Malgré ces interactions plus ou moins perceptibles j'ai voulu continuer à écrire ici, pour de multiples raisons parfaitement contradictoires. Une de mes phrases montre bien l'absurdité de mon pari :« Ce que je publie de moi c'est ce que je ne peux pas dire aux personnes par qui j'aimerais que ce soit "entendu", accepté, écouté, reconnu. Alors je le dis à d'autres (...) ». Ici, sur ce site, tout s'est mélangé puisque j'ai écrit « à d'autres » sous le regard des personnes concernées, dans une bien illusoire tentative de séparation des genres. Comme si je pouvais ignorer que chacun de mes mots pouvait être lu et me soustraire de tout désir d'influence ! C'est bien sûr rigoureusement impossible. J'ai toujours eu parfaitement conscience des mots adressés à telle ou telle personne, aussi perdus soient-ils au milieu d'autres propos à l'adresse de tous. Et soupeser, filtrer, censurer ce que j'avais envie de dire tout en me demandant si c'était judicieux a oté toute spontanéité à mes écrits depuis bien longtemps. Laborieux contournements de l'écriture en fonction des regards imaginaires...

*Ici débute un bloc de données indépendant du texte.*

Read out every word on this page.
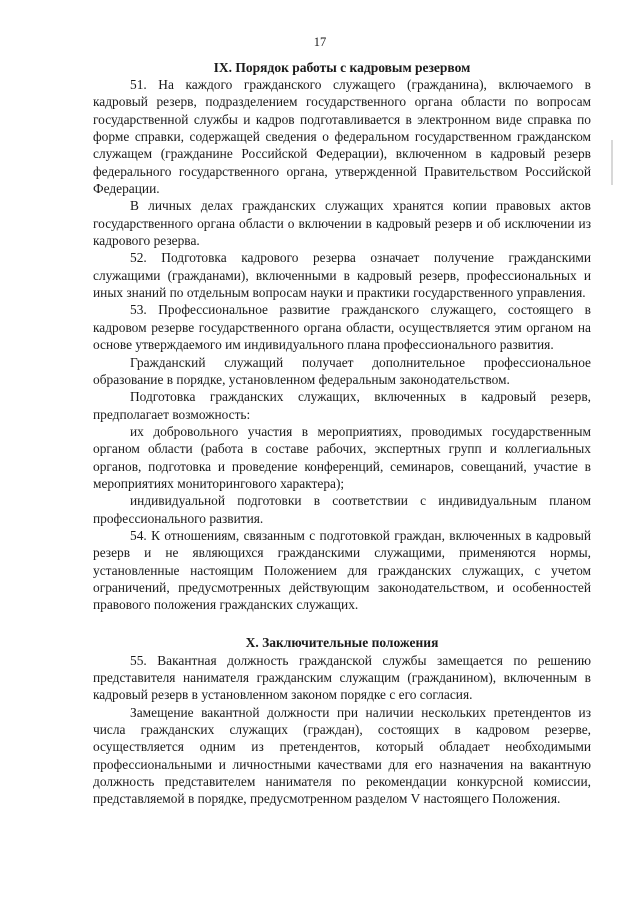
17
IX. Порядок работы с кадровым резервом

51. На каждого гражданского служащего (гражданина), включаемого в кадровый резерв, подразделением государственного органа области по вопросам государственной службы и кадров подготавливается в электронном виде справка по форме справки, содержащей сведения о федеральном государственном гражданском служащем (гражданине Российской Федерации), включенном в кадровый резерв федерального государственного органа, утвержденной Правительством Российской Федерации.

В личных делах гражданских служащих хранятся копии правовых актов государственного органа области о включении в кадровый резерв и об исключении из кадрового резерва.

52. Подготовка кадрового резерва означает получение гражданскими служащими (гражданами), включенными в кадровый резерв, профессиональных и иных знаний по отдельным вопросам науки и практики государственного управления.

53. Профессиональное развитие гражданского служащего, состоящего в кадровом резерве государственного органа области, осуществляется этим органом на основе утверждаемого им индивидуального плана профессионального развития.

Гражданский служащий получает дополнительное профессиональное образование в порядке, установленном федеральным законодательством.

Подготовка гражданских служащих, включенных в кадровый резерв, предполагает возможность:

их добровольного участия в мероприятиях, проводимых государственным органом области (работа в составе рабочих, экспертных групп и коллегиальных органов, подготовка и проведение конференций, семинаров, совещаний, участие в мероприятиях мониторингового характера);

индивидуальной подготовки в соответствии с индивидуальным планом профессионального развития.

54. К отношениям, связанным с подготовкой граждан, включенных в кадровый резерв и не являющихся гражданскими служащими, применяются нормы, установленные настоящим Положением для гражданских служащих, с учетом ограничений, предусмотренных действующим законодательством, и особенностей правового положения гражданских служащих.

X. Заключительные положения

55. Вакантная должность гражданской службы замещается по решению представителя нанимателя гражданским служащим (гражданином), включенным в кадровый резерв в установленном законом порядке с его согласия.

Замещение вакантной должности при наличии нескольких претендентов из числа гражданских служащих (граждан), состоящих в кадровом резерве, осуществляется одним из претендентов, который обладает необходимыми профессиональными и личностными качествами для его назначения на вакантную должность представителем нанимателя по рекомендации конкурсной комиссии, представляемой в порядке, предусмотренном разделом V настоящего Положения.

C'est pour cesser ce jeu tordu que j'ai progressivement espacé mes interventions. J'ai aussi eu des tentations pour clore ce journal, en prévoyant des échéances toujours reliés à des dates chargées d'une symbolique personnelle. Jusque-là je n'en ai rien fait. Mais cette éventuelle perspective, toujours possible, ces fins imaginées, contribuent à me faire cheminer.

Plusieurs raisons peuvent expliquer que je n'ai pas non plus migré vers un espace "secret", ou du moins "discret", à l'écart des regards concernés. Je l'ai tenté, un certain temps, sans perséverer. Non seulement je ne goûte qu'assez peu aux cachotteries, mais en outre m'installer dans cette "liberté d'écriture" aurait été une fuite devant la complexité. Car c'est bien là l'enjeu : une très grande complexité à me dire en toute authenticité sous de potentiels regards que je charge d'importance. Regard porteurs d'une réalité subjective que j'ignore largement et que j'ai tendance à imaginer. En ces circonstances la complexité peut être féconde : n'étant pas (moralement) "libre" de me présenter sous le jour qui me conviendrait je me contraint a faire correspondre mes écrits et mon être, mais aussi à tenir compte de la pluralité des réalités. Cela m'oblige à penser autrement que selon ma programmation personnelle. Cela m'oblige à regarder à l'intérieur de moi plutôt qu'à l'extérieur. Il est si facile de projeter hors de soi les raisons de nos propres défaillances...

Je crois donc que ce journal, autant par ses idées spontanées que par ses mots soupesés, par ses pensées dissimulées mais aussi par ses silences, continue d'être un outil de conscientisation. Même les longues périodes sans un seul mot produisent quelque chose : ce que je n'écris pas je le pense et le laisse "travailler" en moi de façon différente que si je le fixais en mots. Il se peut que ce mode de réflexion flottante soit plus "vivant", épousant les formes changeantes de ma pensée. Ce qui se passe en moi depuis quelques années reste d'une grande complexité mais je me laisse désormais le temps de décantation nécessaire. Maintenant que je suis seul et préfère le rester je ne suis pas pressé.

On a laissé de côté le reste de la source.